Why do we lag behind?

I got to see this article just yesterday. What with the IIT results coming out and everything, a few friends of mine wanted some advice about where to go and everything of that sort. While I could easily tell them to come to BITS Pilani, I got curious about just what the world thinks about Indian colleges. I got to an article on the Times Higher Education about Indian universities (courtesy Shankar Venkatraman).

Top ten Indian Colleges
List of top ten Indian colleges – courtesy Times Higher Education

The list comes from the article I linked to in the very beginning of this post. Seems kind of shocking, no? IISc Bangalore gaining such a high rank out there in the world? Well, I guess it is time we recognized the importance of basic science not just in paving the way for applied sciences, but rather in character building as well.

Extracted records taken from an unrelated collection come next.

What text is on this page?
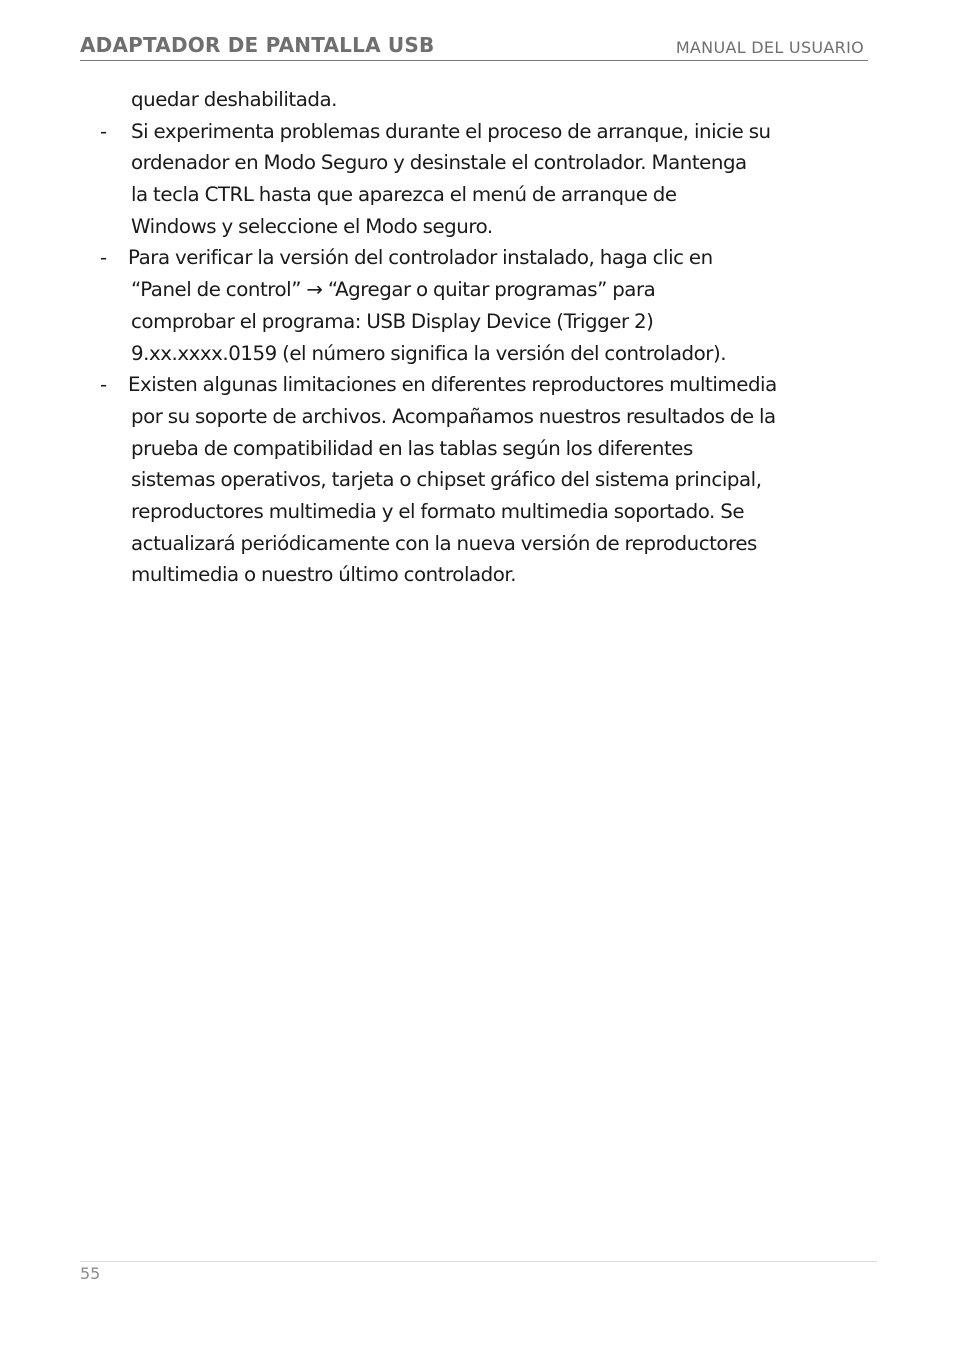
ADAPTADOR DE PANTALLA USB	MANUAL DEL USUARIO
quedar deshabilitada.
- Si experimenta problemas durante el proceso de arranque, inicie su
ordenador en Modo Seguro y desinstale el controlador. Mantenga
la tecla CTRL hasta que aparezca el menú de arranque de
Windows y seleccione el Modo seguro.
- Para verificar la versión del controlador instalado, haga clic en
“Panel de control” → “Agregar o quitar programas” para
comprobar el programa: USB Display Device (Trigger 2)
9.xx.xxxx.0159 (el número significa la versión del controlador).
- Existen algunas limitaciones en diferentes reproductores multimedia
por su soporte de archivos. Acompañamos nuestros resultados de la
prueba de compatibilidad en las tablas según los diferentes
sistemas operativos, tarjeta o chipset gráfico del sistema principal,
reproductores multimedia y el formato multimedia soportado. Se
actualizará periódicamente con la nueva versión de reproductores
multimedia o nuestro último controlador.
55
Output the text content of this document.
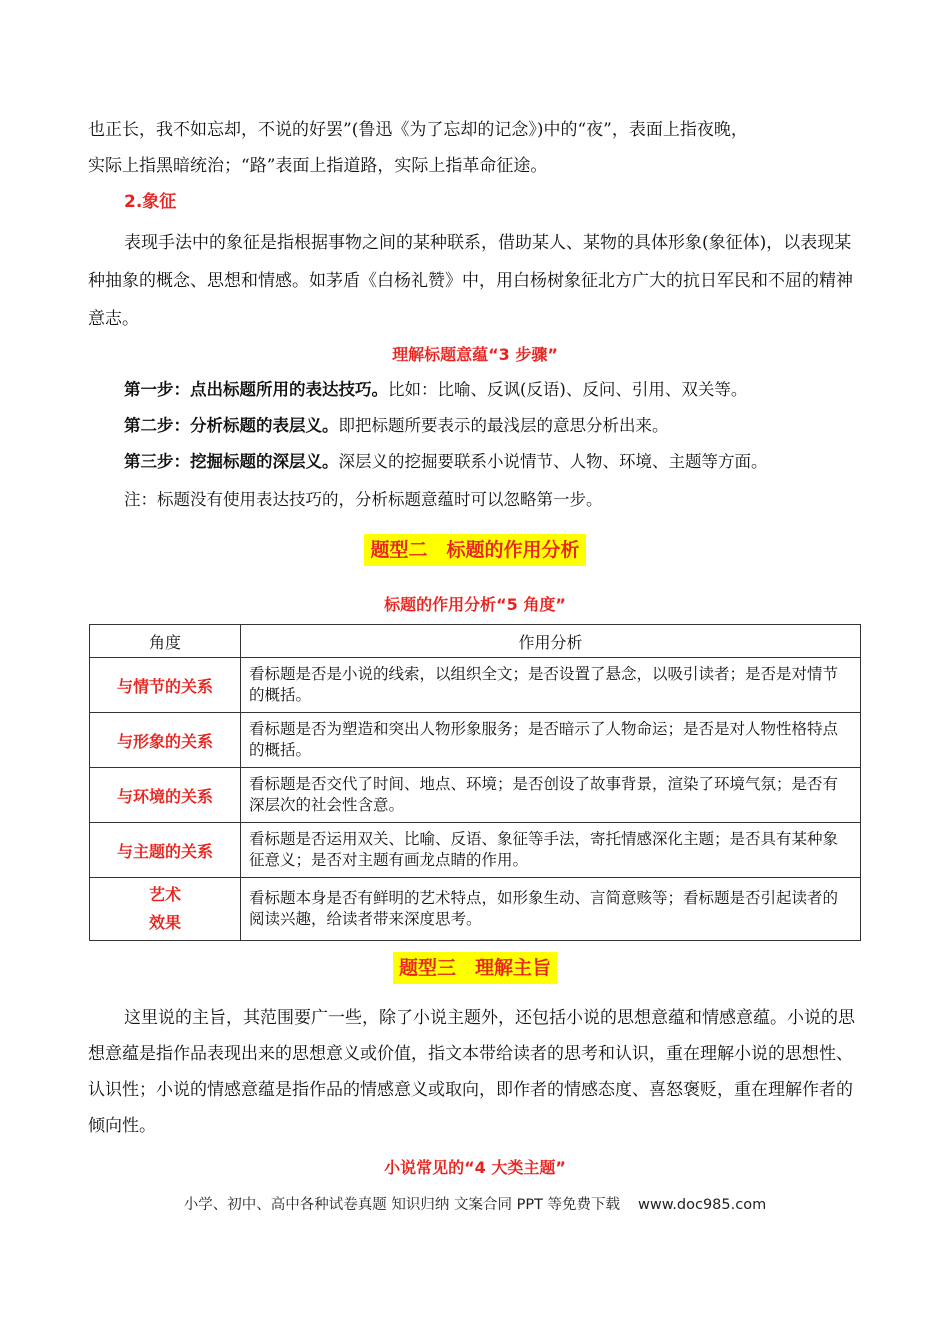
也正长，我不如忘却，不说的好罢”(鲁迅《为了忘却的记念》)中的“夜”，表面上指夜晚，

实际上指黑暗统治；“路”表面上指道路，实际上指革命征途。

2.象征

表现手法中的象征是指根据事物之间的某种联系，借助某人、某物的具体形象(象征体)，以表现某种抽象的概念、思想和情感。如茅盾《白杨礼赞》中，用白杨树象征北方广大的抗日军民和不屈的精神意志。

理解标题意蕴“3 步骤”

第一步：点出标题所用的表达技巧。比如：比喻、反讽(反语)、反问、引用、双关等。

第二步：分析标题的表层义。即把标题所要表示的最浅层的意思分析出来。

第三步：挖掘标题的深层义。深层义的挖掘要联系小说情节、人物、环境、主题等方面。

注：标题没有使用表达技巧的，分析标题意蕴时可以忽略第一步。

题型二　标题的作用分析
标题的作用分析“5 角度”
角度	作用分析
与情节的关系	看标题是否是小说的线索，以组织全文；是否设置了悬念，以吸引读者；是否是对情节的概括。
与形象的关系	看标题是否为塑造和突出人物形象服务；是否暗示了人物命运；是否是对人物性格特点的概括。
与环境的关系	看标题是否交代了时间、地点、环境；是否创设了故事背景，渲染了环境气氛；是否有深层次的社会性含意。
与主题的关系	看标题是否运用双关、比喻、反语、象征等手法，寄托情感深化主题；是否具有某种象征意义；是否对主题有画龙点睛的作用。

艺术
效果	看标题本身是否有鲜明的艺术特点，如形象生动、言简意赅等；看标题是否引起读者的阅读兴趣，给读者带来深度思考。
题型三　理解主旨

这里说的主旨，其范围要广一些，除了小说主题外，还包括小说的思想意蕴和情感意蕴。小说的思想意蕴是指作品表现出来的思想意义或价值，指文本带给读者的思考和认识，重在理解小说的思想性、认识性；小说的情感意蕴是指作品的情感意义或取向，即作者的情感态度、喜怒褒贬，重在理解作者的倾向性。

小说常见的“4 大类主题”
小学、初中、高中各种试卷真题 知识归纳 文案合同 PPT 等免费下载 www.doc985.com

This small piece aside, however, the issue to discuss and think about is not about IISc Bangalore surging ahead of IIT Bombay in rankings. It’s more about the fact that India’s best institute is ranked 130th in the world.

One Hundred and Thirtieth. Not even in the top one hundred. IIT Bombay ranks an even bleaker 192nd place. And after that, India doesn’t even come into the picture. We want to become a world power, and yet we don’t have the quality needed to get there.

I guess many people have talked about introspection and the need for reform. With a man like Kapil Sibal in charge of the modernization of our entrance exams and admission structure, I guess we have introduced reform into our system.

A different kind of reform

We hardly need to change the pattern of our entrance exams, as I see it. While the American system has been considered epic for a while, I’ve read some research (a long while ago) that if you divorce education from its rigor and rote learning, you produce students of the liberal arts. While I’m sure Liberal Arts’ majors are awesome, an emerging power may not exactly want all its students to go in that direction.

A professor teaching a class in BPHC
A high tech classroom does not make a great learning experience. It’s the professor that counts – Photo courtesy the Department of Photography at BITS Pilani, Hyderabad Campus

No. The reform I’m talking about comes in the professors who are teaching us. I, of course, have the experience of just one college. But being a campus of BITS Pilani, I’m sure that if I feel this way about my professors, people from other colleges aren’t too far behind. The professors need to understand two things:

  1. No one respects you until you aren’t good in your own subject and aren’t actively doing work in it. You might point out the various papers you’ve published, but until and unless we see you working on yet another, most of us aren’t likely to respect you.
  2. Learn how to communicate. University students aren’t kindergartners. We care about how you talk to us. We like being talked to as adults and being taught without taunts, heavy accents or boring monotonous droning voices.
  3. Please, please try to understand that dry, boring lectures do not appeal to us. We want demonstrations which make sense and look interesting. We want to know exactly how the things you’re teaching us will help us become good engineers/scientists etc. Involve us and make us feel as if we’re actually being taught something instead of being lectured.
  4. While I appreciate the need for numerical problems, please do not let them define your exams. You see, there are these things called computers which exist today. They run some other things called programs which can calculate upon being given a formula. They kind of seem to make a great deal of difference while calculating, you see.
  5. Please, please let us in on some cutting-edge research you guys are doing? (If at all?)

Am I being arrogant? Maybe. Is it for a good cause? Definitely! Please, do take my criticism the way it is meant. Constructively. I understand that many of you are great people who have done wondrous things in your life. All I ask is that you please try to actually act the part.


2 thoughts on “Why do we lag behind?

  1. While engineering entrances are fine, the school syllabus needs a reform. Too many students choose their discipline based on their ranks rather that their interests ( Hell, they don’t even know about their interests ). Board exams are a joke, and college internal xams are even bigger jokes ( profs giving questions directly from class notes just to screw those who didn’t attend. I don’t know about other colleges though )
    Too much emphasis on mugging up formulas and methods doesn’t help. Rote learning might be acceptable at school level but it’s only a hindrance to problem solving in college xams.

    I can go on and on once i start ranting about the sorry state of our education system! Hope this changes soon.

    1. Well, I’m guessing you mean university when you talk about school. I believe that learning too much in high school is not the answer. When a person comes to a university, he should not be allotted a stream upon admission. That is stupid. He should be able to choose his subjects in whatever fashion he wants, satisfying the requirements of the degree he wishes to get. That’s how it is done in the US, and I feel that is a good way of going about things at the administrative level.

      But the question I want to deal with is different, that is, I want flawed professors to be dealt with first. Only then will administrative change make a difference, for professors are the bedrock of education.